# taz.de -- Fünf Monate bis zur Bundestagswahl: Der grüne Scheinriese
       
       > Die Grünen küren clever Baerbock, in der Union schlagen sich die Machos –
       > welch ein Kontrast. Trotzdem sollte man die Union nicht abschreiben.
       
 (IMG) Bild: Für die Grünen könnten wieder trübere Tage kommen: die Parteichefs Baerbock und Habeck im Regen
       
       Für die Grünen sieht es derzeit glänzend aus. Sie haben nicht nur eine
       strahlende Kanzlerkandidatin, sondern auch eine kompakte Erzählung: Sie
       streben die ökologische Modernisierung der Wirtschaft an, nicht mehr gegen,
       sondern mit den Konzernchefs.

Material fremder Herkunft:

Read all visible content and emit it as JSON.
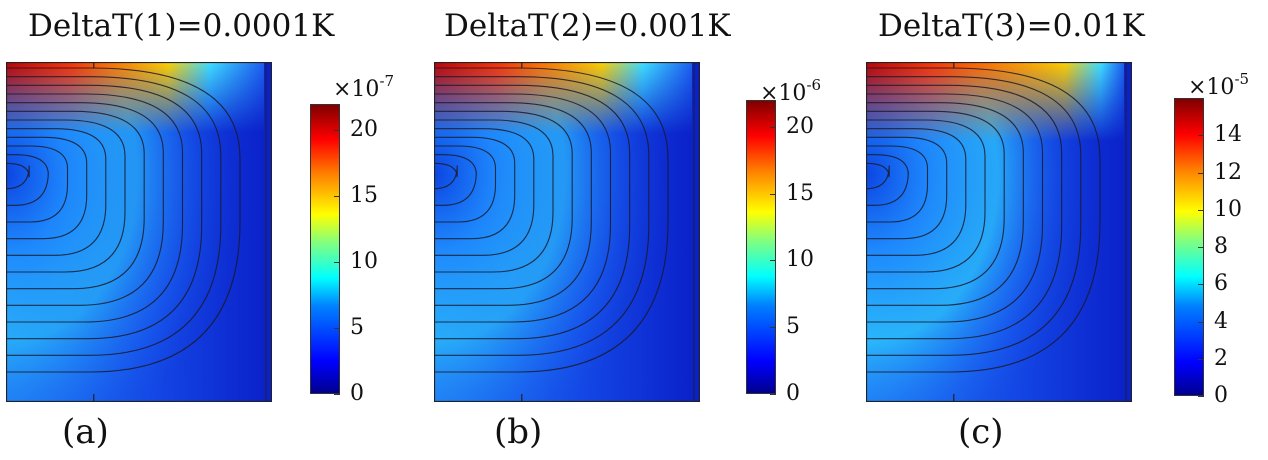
{
  "chart_data": [
    {
      "type": "heatmap",
      "title": "DeltaT(1)=0.0001K",
      "label": "(a)",
      "colorbar": {
        "multiplier_base": "×10",
        "multiplier_exp": "-7",
        "ticks": [
          "0",
          "5",
          "10",
          "15",
          "20"
        ],
        "tick_values": [
          0,
          5,
          10,
          15,
          20
        ],
        "range": [
          0,
          22
        ]
      },
      "field_max": 22,
      "hot_spread": 0.18
    },
    {
      "type": "heatmap",
      "title": "DeltaT(2)=0.001K",
      "label": "(b)",
      "colorbar": {
        "multiplier_base": "×10",
        "multiplier_exp": "-6",
        "ticks": [
          "0",
          "5",
          "10",
          "15",
          "20"
        ],
        "tick_values": [
          0,
          5,
          10,
          15,
          20
        ],
        "range": [
          0,
          22
        ]
      },
      "field_max": 22,
      "hot_spread": 0.2
    },
    {
      "type": "heatmap",
      "title": "DeltaT(3)=0.01K",
      "label": "(c)",
      "colorbar": {
        "multiplier_base": "×10",
        "multiplier_exp": "-5",
        "ticks": [
          "0",
          "2",
          "4",
          "6",
          "8",
          "10",
          "12",
          "14"
        ],
        "tick_values": [
          0,
          2,
          4,
          6,
          8,
          10,
          12,
          14
        ],
        "range": [
          0,
          16
        ]
      },
      "field_max": 16,
      "hot_spread": 0.32
    }
  ]
}
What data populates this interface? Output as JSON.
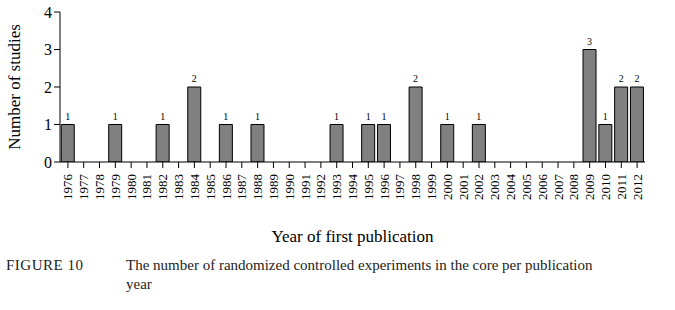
{
  "chart_data": {
    "type": "bar",
    "figure_label": "FIGURE 10",
    "title": "The number of randomized controlled experiments in the core per publication year",
    "x_label": "Year of first publication",
    "y_label": "Number of studies",
    "categories": [
      "1976",
      "1977",
      "1978",
      "1979",
      "1980",
      "1981",
      "1982",
      "1983",
      "1984",
      "1985",
      "1986",
      "1987",
      "1988",
      "1989",
      "1990",
      "1991",
      "1992",
      "1993",
      "1994",
      "1995",
      "1996",
      "1997",
      "1998",
      "1999",
      "2000",
      "2001",
      "2002",
      "2003",
      "2004",
      "2005",
      "2006",
      "2007",
      "2008",
      "2009",
      "2010",
      "2011",
      "2012"
    ],
    "values": [
      1,
      0,
      0,
      1,
      0,
      0,
      1,
      0,
      2,
      0,
      1,
      0,
      1,
      0,
      0,
      0,
      0,
      1,
      0,
      1,
      1,
      0,
      2,
      0,
      1,
      0,
      1,
      0,
      0,
      0,
      0,
      0,
      0,
      3,
      1,
      2,
      2
    ],
    "color": "#808080",
    "ylim": [
      0,
      4
    ],
    "yticks": [
      0,
      1,
      2,
      3,
      4
    ],
    "grid": false,
    "data_labels": true
  }
}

Sie setzen auf den Markt und eine
       Ordnungspolitik, die nur noch schwerlich als Verbotspolitik denunzierbar
       ist. Und sie zeigen sich fast beängstigend geschlossen. Basisdemokratie war
       vorgestern. Der Flügelstreit fällt mangels eines ernst zu nehmenden linken
       Flügels auch aus.
       
       Die Union wirkt hingegen konfus. Armin Laschet ist bei der eigenen Basis
       und dem Publikum unbeliebt. Die Union hat noch nicht mal ein Wahlprogramm.
       Ihr Image, für pragmatische Lösungen zu sorgen, hat tiefe Kratzer.
       Machtkampf und Maskendeals haben das Vertrauen in die Kernkompetenz der
       Union erschüttert.
       
       Hier die professionelle Inszenierung von Annalena Baerbock, dort eine
       verzweifelte Machowirtshausschlägerei – größer kann der Kontrast kaum sein.
       Doch wenn man genauer hinschaut, erkennt man Ähnlichkeiten. Baerbock und
       Laschet sind beide Figuren des Apparats. Beide strahlen weniger hell als
       ihre Konkurrenten, Robert Habeck und Markus Söder, die beide jenseits der
       eigenen Stammklientel punkten könnten. Der Philosoph Habeck gegen den
       Populisten Söder, das wäre im Wahlkampf ein hübsches Match geworden.
       Baerbock gegen Laschet wird eher ein Kampf um Spiegelstriche.
       
       [1][CDU und Grüne] haben sich somit für Bodenhaftung und gegen die
       Höhenflüge entschieden. Ihre Entscheidungen folgen jener typisch
       bundesdeutschen mittleren Vernünftigkeit, die auf Risikominimierung zielt.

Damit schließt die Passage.